What is crying to you, as in, your relationship with it? Do you cry privately, with someone else or other people around, or does it matter?
How frequently do you cry? When was the last time you cried? Did you cry more as a child? What do you think about people holding in their emotions?
Maybe a few of you know this, but
crying was considered a survival instinct that many men did. I have little clue over how it is with other
ZU members, but there is really only one person in my life who seems stuck in how things were decades ago. My father nags at me and finds it annoying whenever I would cry in front of him, and he got annoyed whenever my mother would cry when they were together. I can only presume that he was raised to act tough and manly. I care about expressing how I feel inside, and have never thought I should conform to manliness.
But, if I cry, I try to do it privately, or around close friends, because I don't want to make a scene and do it in front of a lot of people.

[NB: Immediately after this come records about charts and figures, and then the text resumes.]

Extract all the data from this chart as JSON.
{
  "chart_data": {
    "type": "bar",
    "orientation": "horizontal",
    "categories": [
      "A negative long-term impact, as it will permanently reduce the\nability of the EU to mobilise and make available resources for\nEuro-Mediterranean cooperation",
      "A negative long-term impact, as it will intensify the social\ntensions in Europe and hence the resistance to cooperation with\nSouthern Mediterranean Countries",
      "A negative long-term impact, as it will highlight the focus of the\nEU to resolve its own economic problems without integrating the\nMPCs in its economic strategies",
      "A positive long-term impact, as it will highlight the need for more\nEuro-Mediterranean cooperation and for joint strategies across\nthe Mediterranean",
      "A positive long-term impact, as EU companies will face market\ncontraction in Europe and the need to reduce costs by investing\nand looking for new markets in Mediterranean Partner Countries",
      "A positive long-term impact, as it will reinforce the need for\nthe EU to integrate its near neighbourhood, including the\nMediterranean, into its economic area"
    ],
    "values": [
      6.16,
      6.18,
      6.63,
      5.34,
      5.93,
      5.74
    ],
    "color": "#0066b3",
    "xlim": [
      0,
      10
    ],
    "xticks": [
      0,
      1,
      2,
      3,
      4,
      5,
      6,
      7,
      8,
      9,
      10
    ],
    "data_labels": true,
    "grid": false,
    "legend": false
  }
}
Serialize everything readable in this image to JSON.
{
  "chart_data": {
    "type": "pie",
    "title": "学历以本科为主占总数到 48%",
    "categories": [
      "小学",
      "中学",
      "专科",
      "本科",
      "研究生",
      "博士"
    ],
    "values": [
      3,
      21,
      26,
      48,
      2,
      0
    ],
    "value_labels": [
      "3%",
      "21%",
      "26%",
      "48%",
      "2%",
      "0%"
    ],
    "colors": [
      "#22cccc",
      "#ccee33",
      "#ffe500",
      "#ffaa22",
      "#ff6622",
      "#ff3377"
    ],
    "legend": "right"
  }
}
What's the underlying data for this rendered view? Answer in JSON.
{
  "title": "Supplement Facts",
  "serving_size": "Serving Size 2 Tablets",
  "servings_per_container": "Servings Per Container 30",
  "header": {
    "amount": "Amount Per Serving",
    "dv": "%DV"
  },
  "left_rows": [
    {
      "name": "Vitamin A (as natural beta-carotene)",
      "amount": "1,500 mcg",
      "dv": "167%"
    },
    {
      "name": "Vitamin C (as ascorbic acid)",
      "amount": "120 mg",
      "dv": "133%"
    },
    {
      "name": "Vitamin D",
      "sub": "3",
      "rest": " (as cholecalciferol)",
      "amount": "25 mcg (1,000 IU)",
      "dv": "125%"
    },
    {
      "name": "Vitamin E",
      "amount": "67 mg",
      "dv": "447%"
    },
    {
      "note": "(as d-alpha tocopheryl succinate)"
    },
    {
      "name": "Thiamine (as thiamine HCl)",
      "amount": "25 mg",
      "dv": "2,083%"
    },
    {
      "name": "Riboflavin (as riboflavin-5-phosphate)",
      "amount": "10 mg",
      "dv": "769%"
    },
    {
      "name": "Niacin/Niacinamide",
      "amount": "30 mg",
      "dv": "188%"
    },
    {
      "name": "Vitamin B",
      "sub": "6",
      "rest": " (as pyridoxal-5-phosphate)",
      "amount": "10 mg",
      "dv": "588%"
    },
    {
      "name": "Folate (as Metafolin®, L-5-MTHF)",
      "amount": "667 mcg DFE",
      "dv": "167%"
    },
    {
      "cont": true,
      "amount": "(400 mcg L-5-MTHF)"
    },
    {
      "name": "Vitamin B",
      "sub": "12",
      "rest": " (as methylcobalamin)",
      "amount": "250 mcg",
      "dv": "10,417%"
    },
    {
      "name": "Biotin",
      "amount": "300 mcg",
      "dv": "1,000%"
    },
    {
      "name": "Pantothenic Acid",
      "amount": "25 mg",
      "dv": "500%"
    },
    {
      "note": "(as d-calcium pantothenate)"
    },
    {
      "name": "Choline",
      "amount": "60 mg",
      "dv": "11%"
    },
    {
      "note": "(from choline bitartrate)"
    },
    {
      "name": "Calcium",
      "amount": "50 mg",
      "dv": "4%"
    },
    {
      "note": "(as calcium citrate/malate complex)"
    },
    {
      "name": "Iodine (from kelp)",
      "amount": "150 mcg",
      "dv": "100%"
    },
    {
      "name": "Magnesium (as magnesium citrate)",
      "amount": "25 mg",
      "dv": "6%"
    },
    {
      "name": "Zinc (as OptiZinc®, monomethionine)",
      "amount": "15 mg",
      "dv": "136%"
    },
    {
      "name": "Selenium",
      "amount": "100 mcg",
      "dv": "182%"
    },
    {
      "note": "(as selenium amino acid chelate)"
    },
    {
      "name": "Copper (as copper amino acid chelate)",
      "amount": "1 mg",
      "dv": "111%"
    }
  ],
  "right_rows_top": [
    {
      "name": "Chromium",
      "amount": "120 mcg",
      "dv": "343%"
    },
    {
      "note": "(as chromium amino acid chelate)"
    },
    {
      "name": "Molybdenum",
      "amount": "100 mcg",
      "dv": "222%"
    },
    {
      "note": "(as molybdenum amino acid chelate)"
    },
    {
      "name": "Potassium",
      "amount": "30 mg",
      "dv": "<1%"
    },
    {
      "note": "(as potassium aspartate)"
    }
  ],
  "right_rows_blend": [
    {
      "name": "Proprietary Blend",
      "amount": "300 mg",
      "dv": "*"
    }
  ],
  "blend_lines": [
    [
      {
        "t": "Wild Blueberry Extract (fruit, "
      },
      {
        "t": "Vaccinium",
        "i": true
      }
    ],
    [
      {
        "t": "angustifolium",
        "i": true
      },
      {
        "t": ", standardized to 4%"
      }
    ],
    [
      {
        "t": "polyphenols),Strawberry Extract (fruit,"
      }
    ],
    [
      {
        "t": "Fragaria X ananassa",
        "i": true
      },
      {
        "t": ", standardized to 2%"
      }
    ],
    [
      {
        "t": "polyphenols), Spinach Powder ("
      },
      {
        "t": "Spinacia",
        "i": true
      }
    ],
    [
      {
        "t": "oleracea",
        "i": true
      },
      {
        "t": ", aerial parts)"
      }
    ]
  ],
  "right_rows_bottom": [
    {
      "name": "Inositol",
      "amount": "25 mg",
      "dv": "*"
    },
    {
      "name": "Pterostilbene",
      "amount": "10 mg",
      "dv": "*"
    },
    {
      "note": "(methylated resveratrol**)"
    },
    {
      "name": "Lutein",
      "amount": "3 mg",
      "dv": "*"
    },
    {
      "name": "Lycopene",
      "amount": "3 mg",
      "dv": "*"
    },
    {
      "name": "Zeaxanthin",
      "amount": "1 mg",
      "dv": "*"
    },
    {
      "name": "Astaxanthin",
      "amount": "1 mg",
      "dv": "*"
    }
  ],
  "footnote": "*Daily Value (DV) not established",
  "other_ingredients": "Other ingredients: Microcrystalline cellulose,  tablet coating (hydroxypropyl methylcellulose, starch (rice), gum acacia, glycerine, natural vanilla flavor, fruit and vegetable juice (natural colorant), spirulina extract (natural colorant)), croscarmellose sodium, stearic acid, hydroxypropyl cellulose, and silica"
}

If I feel emotional, I leave or wait until the best time to let out my emotions.
I don't cry that often. I cried alone and twice with my father around during last winter, but I have neither cried nor have had a great enough reason to cry throughout the past few months.
A used to cry a lot as a child. Similar to how I am now, I never felt pressured to hold in my emotions, but I tried to find the right place to cry. I was more prone to cry around people. One kid even asked me if I was autistic, since I guess autistic people have a greater tendency to cry than "normal" people, if I'm right.